Isn’t it funny how we can go through life being told what to do by other people. Parents, teachers, bosses, partners and even people who claim to be our friends. At some point most of us decide that we can make our own decisions and stop deferring to others. We learn to say what we need. We stop believing that other people have all the answers. We start to believe in ourselves and realise that even if we get it wrong we can learn from the experience and repair damage if necessary.
Unfortunately not everyone reaches this stage and I often work with clients who have no belief or confidence in themselves. It becomes obvious when they realise that counselling is not about being told what to do and that even though I’m a Counsellor I am not going to make their decisions for them.
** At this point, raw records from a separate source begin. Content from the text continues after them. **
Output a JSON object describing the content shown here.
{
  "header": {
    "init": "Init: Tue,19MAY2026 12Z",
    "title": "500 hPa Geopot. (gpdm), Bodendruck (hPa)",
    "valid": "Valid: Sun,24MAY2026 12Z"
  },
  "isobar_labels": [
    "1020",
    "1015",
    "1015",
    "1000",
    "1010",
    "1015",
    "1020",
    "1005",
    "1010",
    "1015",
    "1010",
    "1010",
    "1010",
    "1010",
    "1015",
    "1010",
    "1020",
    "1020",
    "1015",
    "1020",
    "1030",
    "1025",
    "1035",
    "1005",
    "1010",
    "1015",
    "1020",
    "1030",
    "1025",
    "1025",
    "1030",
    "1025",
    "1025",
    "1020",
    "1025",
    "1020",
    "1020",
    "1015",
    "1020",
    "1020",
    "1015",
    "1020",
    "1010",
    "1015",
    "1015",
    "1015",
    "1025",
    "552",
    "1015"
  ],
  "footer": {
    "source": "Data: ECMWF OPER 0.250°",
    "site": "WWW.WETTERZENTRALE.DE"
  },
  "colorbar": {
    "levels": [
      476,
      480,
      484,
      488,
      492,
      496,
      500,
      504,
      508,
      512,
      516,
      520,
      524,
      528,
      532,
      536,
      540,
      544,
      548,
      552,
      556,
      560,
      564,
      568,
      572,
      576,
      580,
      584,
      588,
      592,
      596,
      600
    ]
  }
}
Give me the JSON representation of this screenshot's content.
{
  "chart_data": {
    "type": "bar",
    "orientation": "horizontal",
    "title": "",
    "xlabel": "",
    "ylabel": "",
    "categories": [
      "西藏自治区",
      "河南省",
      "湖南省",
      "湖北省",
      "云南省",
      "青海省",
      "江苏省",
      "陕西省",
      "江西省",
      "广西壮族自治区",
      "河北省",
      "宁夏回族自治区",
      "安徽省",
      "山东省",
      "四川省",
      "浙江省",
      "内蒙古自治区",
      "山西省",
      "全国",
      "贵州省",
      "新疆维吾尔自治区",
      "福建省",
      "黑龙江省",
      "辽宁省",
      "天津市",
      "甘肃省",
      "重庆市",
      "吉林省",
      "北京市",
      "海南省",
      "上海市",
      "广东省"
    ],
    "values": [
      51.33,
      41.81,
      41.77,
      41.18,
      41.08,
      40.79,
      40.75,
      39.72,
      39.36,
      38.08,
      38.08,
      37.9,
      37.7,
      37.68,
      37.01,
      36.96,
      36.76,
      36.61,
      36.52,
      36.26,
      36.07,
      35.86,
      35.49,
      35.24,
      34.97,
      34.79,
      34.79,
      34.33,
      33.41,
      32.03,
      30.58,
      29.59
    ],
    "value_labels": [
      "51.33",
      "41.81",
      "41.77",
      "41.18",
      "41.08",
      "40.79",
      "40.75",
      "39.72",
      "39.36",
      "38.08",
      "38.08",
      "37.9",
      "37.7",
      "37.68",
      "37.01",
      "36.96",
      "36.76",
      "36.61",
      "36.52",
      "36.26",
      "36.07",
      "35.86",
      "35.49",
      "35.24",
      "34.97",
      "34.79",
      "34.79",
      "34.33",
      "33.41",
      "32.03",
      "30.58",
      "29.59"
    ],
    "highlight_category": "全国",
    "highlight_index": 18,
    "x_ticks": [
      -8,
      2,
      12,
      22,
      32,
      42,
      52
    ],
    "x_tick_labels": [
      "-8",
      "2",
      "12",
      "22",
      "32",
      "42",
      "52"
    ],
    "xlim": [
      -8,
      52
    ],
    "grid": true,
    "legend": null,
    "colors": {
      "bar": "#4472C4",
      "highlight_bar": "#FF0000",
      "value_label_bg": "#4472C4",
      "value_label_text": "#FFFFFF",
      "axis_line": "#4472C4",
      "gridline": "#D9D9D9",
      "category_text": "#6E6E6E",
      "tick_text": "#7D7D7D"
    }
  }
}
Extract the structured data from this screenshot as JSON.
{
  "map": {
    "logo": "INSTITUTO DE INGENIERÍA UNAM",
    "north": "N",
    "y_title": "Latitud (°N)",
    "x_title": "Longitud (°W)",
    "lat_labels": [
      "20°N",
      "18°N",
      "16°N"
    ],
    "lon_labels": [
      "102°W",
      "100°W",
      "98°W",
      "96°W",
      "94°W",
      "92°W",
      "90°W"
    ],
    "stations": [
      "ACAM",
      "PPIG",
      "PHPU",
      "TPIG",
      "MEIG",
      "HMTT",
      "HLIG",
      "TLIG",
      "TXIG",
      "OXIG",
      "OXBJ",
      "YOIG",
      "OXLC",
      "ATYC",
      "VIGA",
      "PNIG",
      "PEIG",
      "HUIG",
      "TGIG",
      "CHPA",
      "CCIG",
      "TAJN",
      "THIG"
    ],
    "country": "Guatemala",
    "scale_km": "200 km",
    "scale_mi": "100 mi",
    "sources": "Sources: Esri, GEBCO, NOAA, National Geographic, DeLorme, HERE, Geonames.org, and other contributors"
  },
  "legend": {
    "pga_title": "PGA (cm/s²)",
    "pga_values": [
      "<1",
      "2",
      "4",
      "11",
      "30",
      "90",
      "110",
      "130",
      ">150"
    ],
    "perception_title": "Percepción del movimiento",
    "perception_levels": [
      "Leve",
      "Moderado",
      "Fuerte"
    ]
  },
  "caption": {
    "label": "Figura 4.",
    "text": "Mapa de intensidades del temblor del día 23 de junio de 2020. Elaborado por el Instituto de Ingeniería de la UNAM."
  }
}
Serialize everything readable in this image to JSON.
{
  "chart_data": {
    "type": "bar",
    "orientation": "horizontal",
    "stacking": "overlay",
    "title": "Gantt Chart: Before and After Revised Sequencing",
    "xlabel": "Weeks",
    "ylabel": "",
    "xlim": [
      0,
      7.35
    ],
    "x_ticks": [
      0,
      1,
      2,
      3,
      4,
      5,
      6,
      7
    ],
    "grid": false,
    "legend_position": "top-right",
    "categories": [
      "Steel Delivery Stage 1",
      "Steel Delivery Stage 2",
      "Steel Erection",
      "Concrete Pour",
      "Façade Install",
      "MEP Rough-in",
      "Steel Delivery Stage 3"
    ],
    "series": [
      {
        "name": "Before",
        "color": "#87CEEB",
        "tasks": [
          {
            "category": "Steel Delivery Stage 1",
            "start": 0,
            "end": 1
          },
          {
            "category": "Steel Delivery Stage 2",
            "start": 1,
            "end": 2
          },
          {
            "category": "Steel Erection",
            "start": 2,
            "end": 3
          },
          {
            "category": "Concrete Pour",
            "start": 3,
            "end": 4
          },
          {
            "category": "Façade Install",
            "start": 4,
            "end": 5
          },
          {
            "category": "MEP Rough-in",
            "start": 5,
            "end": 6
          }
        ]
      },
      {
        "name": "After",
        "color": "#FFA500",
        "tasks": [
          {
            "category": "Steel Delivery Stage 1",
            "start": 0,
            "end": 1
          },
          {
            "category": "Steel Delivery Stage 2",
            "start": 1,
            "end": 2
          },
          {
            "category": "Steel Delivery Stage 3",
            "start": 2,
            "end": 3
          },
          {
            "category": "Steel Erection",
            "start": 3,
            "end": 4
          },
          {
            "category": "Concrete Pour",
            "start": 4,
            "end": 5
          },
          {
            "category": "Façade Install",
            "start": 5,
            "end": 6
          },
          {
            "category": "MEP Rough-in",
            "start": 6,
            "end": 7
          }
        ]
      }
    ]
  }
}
I love the phrase ‘why don’t you work on your own story.’ It says so much about opportunities, potential, choices and responsibility. It is not about trying to control others or about trying to live your life through others or blaming others. It’s about realising that it’s up to you.
Mind you saying ‘why don’t you work on your own story’ is really assuming that you are able to. That you have an awareness that other people may be pulling the strings in your life. I don’t want to diminish the fact that many people have few choices. Poverty is one of the biggest causes of mental health problems. You may feel oppressed and stuck in a job you hate. You may feel trapped in a bad relationship. You may feel you have to do what your family tells you otherwise you will be rejected. I can’t change any of these things. I can’t change society for you. I can’t make life fairer for you. I can work on my story though and do my bit and maybe that means working with you. Helping you to find a way to cope with the things you cannot change while working on the things you can change.